Le Château d’If, entre mémoire et horizon
Au large de Marseille, le Château d’If accueille l’installation Mon plus beau plan fixe du cinéaste et plasticien Hassen Ferhani.
Construite autour d’une création vidéo et sonore, l’œuvre investit l’une des tours de cette ancienne forteresse rendue célèbre par Alexandre Dumas. Face à la mer, le visiteur est invité à réfléchir aux notions de frontière, d’enfermement et de liberté. Les récits en français et en arabe résonnent avec l’histoire du lieu, longtemps utilisé comme prison, tout en évoquant les multiples circulations qui caractérisent la Méditerranée.
L’installation ne transforme pas le monument ; elle s’appuie au contraire sur son architecture et sur son rapport au paysage pour proposer une lecture contemporaine de son histoire.
À Aigues-Mortes, les savoir-faire au cœur de la création

Aigues-Mortes, la cité vue depuis la tour de Constance : portes de la Marine et des Galions © Laurent Lecat / Centre des monuments nationaux
Aux Tours et remparts d’Aigues-Mortes, l’artiste franco-marocaine Sara Ouhaddou présente Rallumer les étoiles.
Ses œuvres, réalisées avec des artisans spécialisés dans le verre, le textile ou la céramique, prennent place dans l’enceinte médiévale en s’inspirant des traditions populaires méditerranéennes. Motifs géométriques, objets protecteurs et références aux pratiques artisanales dialoguent avec les pierres de la cité fortifiée.
Cette approche met en lumière la permanence des savoir-faire tout en montrant combien les échanges culturels ont contribué, au fil des siècles, à façonner les patrimoines des deux rives de la Méditerranée.
Les monuments comme lieux d’expérimentation
D’autres sites du Centre des monuments nationaux participent également à cette programmation, parmi lesquels l’abbaye de Montmajour, la Villa Kérylos, le Fort Saint-André à Villeneuve-lès-Avignon ou encore la Cité internationale de la langue française.
Chaque projet est conçu spécifiquement pour le monument qui l’accueille. Il ne s’agit pas d’installer des œuvres dans un décor historique, mais d’établir un dialogue entre l’architecture, l’histoire du lieu et les questionnements des artistes contemporains.
Cette démarche témoigne de l’évolution du rôle des monuments historiques. Tout en poursuivant leur mission de conservation et de transmission, ils deviennent également des lieux de création, de recherche et d’expérimentation culturelle.

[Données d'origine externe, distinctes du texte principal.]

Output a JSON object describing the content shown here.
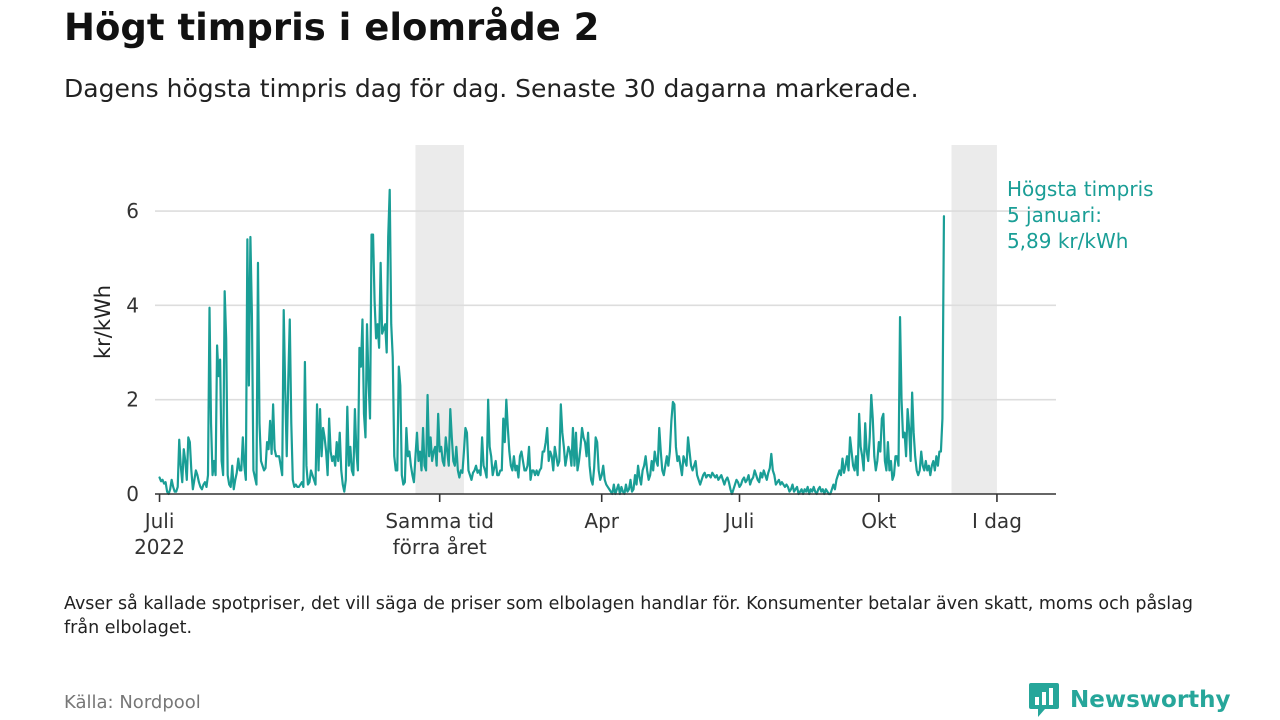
{
  "title": "Högt timpris i elområde 2",
  "subtitle": "Dagens högsta timpris dag för dag. Senaste 30 dagarna markerade.",
  "note": "Avser så kallade spotpriser, det vill säga de priser som elbolagen handlar för. Konsumenter betalar även skatt, moms och påslag från elbolaget.",
  "source": "Källa: Nordpool",
  "brand": {
    "name": "Newsworthy",
    "icon": "newsworthy-bar-chart-logo-icon"
  },
  "colors": {
    "line": "#1a9e96",
    "highlight": "#ebebeb",
    "grid": "#dddddd",
    "axis": "#333333",
    "annotation": "#1a9e96",
    "brand": "#26a69a"
  },
  "chart_data": {
    "type": "line",
    "ylabel": "kr/kWh",
    "xlabel": "",
    "ylim": [
      0,
      7.4
    ],
    "yticks": [
      0,
      2,
      4,
      6
    ],
    "x_unit": "days since 1 July 2022",
    "xlim": [
      -3,
      592
    ],
    "xticks": [
      {
        "day": 0,
        "lines": [
          "Juli",
          "2022"
        ]
      },
      {
        "day": 185,
        "lines": [
          "Samma tid",
          "förra året"
        ]
      },
      {
        "day": 292,
        "lines": [
          "Apr"
        ]
      },
      {
        "day": 383,
        "lines": [
          "Juli"
        ]
      },
      {
        "day": 475,
        "lines": [
          "Okt"
        ]
      },
      {
        "day": 553,
        "lines": [
          "I dag"
        ]
      }
    ],
    "highlight_periods": [
      {
        "start": 169,
        "end": 201
      },
      {
        "start": 523,
        "end": 553
      }
    ],
    "annotation": {
      "lines": [
        "Högsta timpris",
        "5 januari:",
        "5,89 kr/kWh"
      ],
      "day": 553,
      "value": 5.89
    },
    "series": [
      {
        "name": "Högsta timpris",
        "start_day": 0,
        "step_days": 1,
        "values": [
          0.35,
          0.27,
          0.3,
          0.22,
          0.25,
          0.05,
          0.0,
          0.1,
          0.3,
          0.15,
          0.05,
          0.05,
          0.15,
          1.15,
          0.6,
          0.25,
          0.95,
          0.7,
          0.3,
          1.2,
          1.1,
          0.5,
          0.1,
          0.3,
          0.5,
          0.4,
          0.25,
          0.15,
          0.1,
          0.2,
          0.25,
          0.15,
          0.4,
          3.95,
          1.5,
          0.4,
          0.7,
          0.4,
          3.15,
          2.5,
          2.85,
          0.7,
          0.4,
          4.3,
          3.3,
          0.4,
          0.2,
          0.15,
          0.6,
          0.1,
          0.3,
          0.45,
          0.75,
          0.5,
          0.5,
          1.2,
          0.6,
          0.3,
          5.4,
          2.3,
          5.45,
          3.8,
          0.5,
          0.35,
          0.2,
          4.9,
          1.5,
          0.7,
          0.6,
          0.5,
          0.55,
          1.1,
          0.95,
          1.55,
          0.85,
          1.9,
          0.95,
          0.8,
          0.8,
          0.8,
          0.6,
          0.4,
          3.9,
          2.2,
          0.8,
          2.4,
          3.7,
          1.5,
          0.3,
          0.15,
          0.2,
          0.15,
          0.15,
          0.2,
          0.25,
          0.15,
          2.8,
          0.6,
          0.2,
          0.25,
          0.5,
          0.4,
          0.3,
          0.2,
          1.9,
          0.5,
          1.8,
          0.8,
          1.4,
          1.2,
          0.9,
          0.4,
          1.6,
          0.9,
          0.7,
          0.8,
          0.6,
          1.1,
          0.7,
          1.3,
          0.5,
          0.2,
          0.05,
          0.3,
          1.85,
          0.6,
          1.0,
          0.5,
          0.4,
          1.8,
          0.9,
          0.5,
          3.1,
          2.7,
          3.7,
          1.7,
          1.2,
          3.6,
          2.4,
          1.6,
          5.5,
          5.5,
          4.1,
          3.3,
          3.6,
          3.1,
          4.9,
          3.4,
          3.5,
          3.6,
          3.0,
          5.45,
          6.45,
          3.6,
          2.9,
          0.8,
          0.5,
          0.5,
          2.7,
          2.3,
          0.4,
          0.2,
          0.25,
          1.4,
          0.8,
          0.9,
          0.6,
          0.4,
          0.25,
          0.8,
          1.3,
          0.7,
          0.9,
          0.5,
          1.4,
          0.6,
          0.5,
          2.1,
          0.8,
          1.2,
          0.7,
          0.9,
          1.0,
          0.6,
          1.7,
          0.9,
          1.0,
          0.7,
          0.6,
          1.2,
          0.9,
          0.6,
          1.8,
          1.2,
          0.7,
          0.6,
          1.0,
          0.5,
          0.35,
          0.5,
          0.45,
          0.9,
          1.4,
          1.3,
          0.5,
          0.4,
          0.3,
          0.45,
          0.5,
          0.6,
          0.45,
          0.5,
          0.4,
          1.2,
          0.6,
          0.5,
          0.35,
          2.0,
          1.0,
          0.8,
          0.4,
          0.55,
          0.7,
          0.4,
          0.4,
          0.5,
          0.5,
          1.6,
          1.1,
          2.0,
          1.4,
          0.9,
          0.6,
          0.5,
          0.8,
          0.5,
          0.6,
          0.35,
          0.8,
          0.9,
          0.7,
          0.5,
          0.5,
          0.6,
          1.0,
          0.3,
          0.5,
          0.5,
          0.4,
          0.5,
          0.4,
          0.5,
          0.55,
          0.9,
          0.9,
          1.1,
          1.4,
          0.7,
          0.9,
          0.8,
          0.5,
          1.0,
          0.8,
          0.6,
          0.7,
          1.9,
          1.3,
          1.0,
          0.6,
          0.8,
          1.0,
          0.9,
          0.6,
          1.4,
          0.6,
          1.3,
          0.5,
          0.7,
          1.0,
          1.4,
          1.2,
          1.1,
          0.8,
          1.3,
          0.6,
          0.3,
          0.2,
          0.55,
          1.2,
          1.1,
          0.5,
          0.3,
          0.4,
          0.6,
          0.3,
          0.2,
          0.15,
          0.1,
          0.05,
          0.0,
          0.2,
          0.0,
          0.1,
          0.2,
          0.0,
          0.15,
          0.05,
          0.0,
          0.2,
          0.05,
          0.1,
          0.3,
          0.05,
          0.1,
          0.4,
          0.2,
          0.6,
          0.35,
          0.2,
          0.5,
          0.6,
          0.8,
          0.5,
          0.3,
          0.4,
          0.7,
          0.5,
          0.9,
          0.7,
          0.6,
          1.4,
          0.9,
          0.5,
          0.4,
          0.6,
          0.8,
          0.6,
          0.9,
          1.55,
          1.95,
          1.9,
          1.0,
          0.7,
          0.8,
          0.6,
          0.4,
          0.8,
          0.7,
          0.6,
          1.2,
          0.9,
          0.6,
          0.5,
          0.6,
          0.7,
          0.4,
          0.3,
          0.2,
          0.3,
          0.4,
          0.45,
          0.35,
          0.4,
          0.4,
          0.35,
          0.45,
          0.4,
          0.35,
          0.4,
          0.3,
          0.35,
          0.4,
          0.3,
          0.2,
          0.3,
          0.35,
          0.25,
          0.1,
          0.0,
          0.1,
          0.2,
          0.3,
          0.25,
          0.15,
          0.2,
          0.3,
          0.35,
          0.25,
          0.3,
          0.4,
          0.2,
          0.3,
          0.35,
          0.5,
          0.4,
          0.3,
          0.25,
          0.45,
          0.35,
          0.5,
          0.4,
          0.3,
          0.45,
          0.55,
          0.85,
          0.5,
          0.4,
          0.2,
          0.25,
          0.3,
          0.2,
          0.25,
          0.2,
          0.15,
          0.2,
          0.15,
          0.05,
          0.1,
          0.2,
          0.05,
          0.1,
          0.15,
          0.0,
          0.05,
          0.1,
          0.0,
          0.1,
          0.05,
          0.15,
          0.0,
          0.1,
          0.05,
          0.15,
          0.05,
          0.0,
          0.1,
          0.15,
          0.05,
          0.1,
          0.0,
          0.1,
          0.05,
          0.0,
          0.0,
          0.1,
          0.2,
          0.1,
          0.3,
          0.4,
          0.5,
          0.4,
          0.75,
          0.45,
          0.6,
          0.8,
          0.5,
          1.2,
          0.9,
          0.6,
          0.5,
          0.8,
          0.4,
          1.7,
          1.0,
          0.8,
          0.5,
          1.5,
          0.9,
          0.7,
          1.2,
          2.1,
          1.6,
          0.8,
          0.5,
          0.7,
          1.1,
          0.9,
          1.6,
          1.7,
          0.7,
          0.5,
          1.1,
          0.5,
          0.7,
          0.3,
          0.4,
          0.8,
          0.8,
          0.6,
          3.75,
          2.0,
          1.2,
          1.3,
          0.8,
          1.8,
          1.4,
          0.7,
          2.15,
          1.3,
          0.8,
          0.5,
          0.4,
          0.5,
          0.9,
          0.6,
          0.5,
          0.7,
          0.5,
          0.6,
          0.4,
          0.6,
          0.7,
          0.5,
          0.8,
          0.6,
          0.9,
          0.9,
          1.6,
          5.89
        ]
      }
    ]
  }
}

Une nouvelle manière de faire vivre le patrimoine
Depuis plusieurs années, le Centre des monuments nationaux développe une politique qui associe restauration, valorisation et création contemporaine. Cette orientation répond à une évolution profonde du regard porté sur le patrimoine. Les monuments ne sont plus seulement perçus comme des témoins du passé, mais comme des espaces vivants capables d’accueillir de nouvelles formes d’expression artistique.
La Saison Méditerranée s’inscrit pleinement dans cette dynamique. Les œuvres présentées ne cherchent pas à concurrencer l’architecture historique ; elles s’appuient sur elle pour proposer de nouvelles lectures, révéler certains aspects méconnus des sites ou interroger leur résonance avec les enjeux contemporains.
Patrimoine et création, un dialogue fécond
En réunissant artistes contemporains, architectes, artisans d’art et conservateurs autour de monuments emblématiques, le Centre des monuments nationaux démontre que la création peut constituer un formidable outil de médiation patrimoniale.
Cette programmation invite les visiteurs à découvrir autrement des lieux parfois familiers, tout en rappelant que le patrimoine n’est jamais figé. Héritage du passé, il continue de s’enrichir des regards et des pratiques de chaque époque. À travers la Saison Méditerranée, les monuments deviennent ainsi des espaces de rencontre entre mémoire, création et transmission, où l’histoire dialogue naturellement avec les expressions artistiques contemporaines.